24-hour thermal couplet detections and severe reports for 7 June 2010
During the briefing Lee presented some scan by scan output from the UWCI product over Wyoming during the 6/7 IOP. He mentioned that the first signal in the UWCI was seen at 2032 UTC, with more widespread signals occurring at 2045 UTC and beyond. The area of interest was actually located between two radars where coverage is fairly limited and the UWCI provided some information on the initiation about 15 minutes prior to detection on radar. He also showed the 24-hour thermal couplet detections and severe reports from the same event (see images above). There were a lot of detections associated with the severe reports, including one that was co-located with and prior to a report of a tornado near Scottsbluff, NE.

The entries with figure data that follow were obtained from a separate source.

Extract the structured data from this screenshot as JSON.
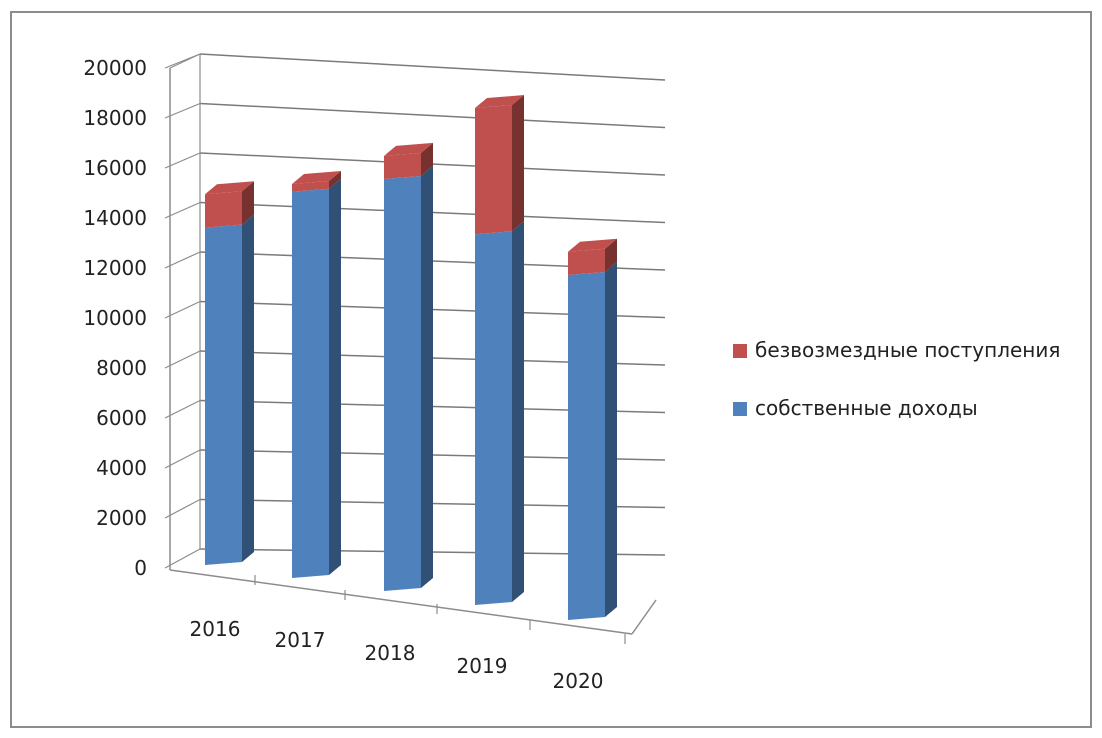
{
  "chart_data": {
    "type": "bar",
    "stacked": true,
    "style": "3d",
    "categories": [
      "2016",
      "2017",
      "2018",
      "2019",
      "2020"
    ],
    "series": [
      {
        "name": "собственные доходы",
        "color": "#4f81bd",
        "values": [
          13100,
          15000,
          16000,
          14400,
          13400
        ]
      },
      {
        "name": "безвозмездные поступления",
        "color": "#c0504d",
        "values": [
          1300,
          300,
          900,
          4900,
          900
        ]
      }
    ],
    "y_ticks": [
      0,
      2000,
      4000,
      6000,
      8000,
      10000,
      12000,
      14000,
      16000,
      18000,
      20000
    ],
    "ylim": [
      0,
      20000
    ],
    "grid": true,
    "legend_position": "right",
    "legend_order": [
      "безвозмездные поступления",
      "собственные доходы"
    ]
  }
}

One of the forecasters mentioned the possibility of a GOES-R storm top divergence product. He mentioned how this would be very useful in determining storm characteristics in warning operations. I mentioned Bob Rabin's work with current GOES WV winds in producing real-time winds at various levels by tracking features in the WV imagery. From these winds he is able to calculate divergence, vorticity and wind speed contours. I showed them real-time examples from the website provided by Bob Rabin at http://cimss.ssec.wisc.edu/mesoscale_winds/. The forecasters seemed very interested in this and mentioned interest in demonstrating this in future experiments. I also made sure to point out that with GOES-R's great improvement on spatial and temporal resolution, these products will be much more accurate and will be able to capture smaller scale features. I also talked about GOES-R's increased capability for object tracking.

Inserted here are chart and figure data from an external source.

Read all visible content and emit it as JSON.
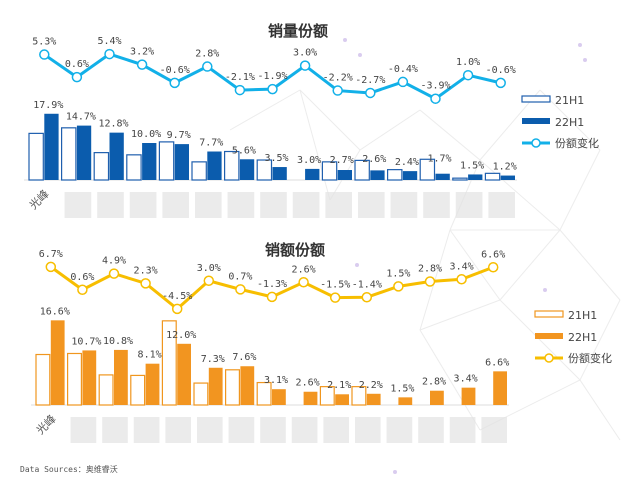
{
  "source_label": "Data Sources：奥维睿沃",
  "chart_data": [
    {
      "type": "bar",
      "title": "销量份额",
      "categories": [
        "光峰",
        "",
        "",
        "",
        "",
        "",
        "",
        "",
        "",
        "",
        "",
        "",
        "",
        "",
        ""
      ],
      "colors": {
        "21H1": "#1f5fae",
        "22H1": "#0b5cad",
        "line": "#12b0e8"
      },
      "legend_placement": "right",
      "legend": [
        "21H1",
        "22H1",
        "份额变化"
      ],
      "series": [
        {
          "name": "21H1",
          "values": [
            12.6,
            14.1,
            7.4,
            6.8,
            10.3,
            4.9,
            7.7,
            5.4,
            0,
            4.9,
            5.3,
            2.8,
            5.6,
            0.5,
            1.8
          ]
        },
        {
          "name": "22H1",
          "values": [
            17.9,
            14.7,
            12.8,
            10.0,
            9.7,
            7.7,
            5.6,
            3.5,
            3.0,
            2.7,
            2.6,
            2.4,
            1.7,
            1.5,
            1.2
          ]
        },
        {
          "name": "份额变化",
          "type": "line",
          "values": [
            5.3,
            0.6,
            5.4,
            3.2,
            -0.6,
            2.8,
            -2.1,
            -1.9,
            3.0,
            -2.2,
            -2.7,
            -0.4,
            -3.9,
            1.0,
            -0.6
          ]
        }
      ],
      "bar_labels": [
        "17.9%",
        "14.7%",
        "12.8%",
        "10.0%",
        "9.7%",
        "7.7%",
        "5.6%",
        "3.5%",
        "3.0%",
        "2.7%",
        "2.6%",
        "2.4%",
        "1.7%",
        "1.5%",
        "1.2%"
      ],
      "line_labels": [
        "5.3%",
        "0.6%",
        "5.4%",
        "3.2%",
        "-0.6%",
        "2.8%",
        "-2.1%",
        "-1.9%",
        "3.0%",
        "-2.2%",
        "-2.7%",
        "-0.4%",
        "-3.9%",
        "1.0%",
        "-0.6%"
      ]
    },
    {
      "type": "bar",
      "title": "销额份额",
      "categories": [
        "光峰",
        "",
        "",
        "",
        "",
        "",
        "",
        "",
        "",
        "",
        "",
        "",
        "",
        "",
        ""
      ],
      "colors": {
        "21H1": "#f0961e",
        "22H1": "#f29520",
        "line": "#f7be00"
      },
      "legend_placement": "right",
      "legend": [
        "21H1",
        "22H1",
        "份额变化"
      ],
      "series": [
        {
          "name": "21H1",
          "values": [
            9.9,
            10.1,
            5.9,
            5.8,
            16.5,
            4.3,
            6.9,
            4.4,
            0,
            3.6,
            3.6,
            0,
            0,
            0,
            0
          ]
        },
        {
          "name": "22H1",
          "values": [
            16.6,
            10.7,
            10.8,
            8.1,
            12.0,
            7.3,
            7.6,
            3.1,
            2.6,
            2.1,
            2.2,
            1.5,
            2.8,
            3.4,
            6.6
          ]
        },
        {
          "name": "份额变化",
          "type": "line",
          "values": [
            6.7,
            0.6,
            4.9,
            2.3,
            -4.5,
            3.0,
            0.7,
            -1.3,
            2.6,
            -1.5,
            -1.4,
            1.5,
            2.8,
            3.4,
            6.6
          ]
        }
      ],
      "bar_labels": [
        "16.6%",
        "10.7%",
        "10.8%",
        "8.1%",
        "12.0%",
        "7.3%",
        "7.6%",
        "3.1%",
        "2.6%",
        "2.1%",
        "2.2%",
        "1.5%",
        "2.8%",
        "3.4%",
        "6.6%"
      ],
      "line_labels": [
        "6.7%",
        "0.6%",
        "4.9%",
        "2.3%",
        "-4.5%",
        "3.0%",
        "0.7%",
        "-1.3%",
        "2.6%",
        "-1.5%",
        "-1.4%",
        "1.5%",
        "2.8%",
        "3.4%",
        "6.6%"
      ]
    }
  ]
}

During the weather discussion I showed the forecasters the UW-CIMSS simulated satellite/observed satellite comparison page to see how well the NSSL-WRF was representing the day's weather. It seemed to be doing fairly well so I showed the simulated lightning threat product to see what the NSSL-WRF was showing for the possibility of lightning over the CONUS region. There seemed to be the possibility of some lightning occurring over the Nashville area later on this evening, so following the weather discussion for the day we decided to localize near Huntsville, AL for the possibility of real-time PGLM operations.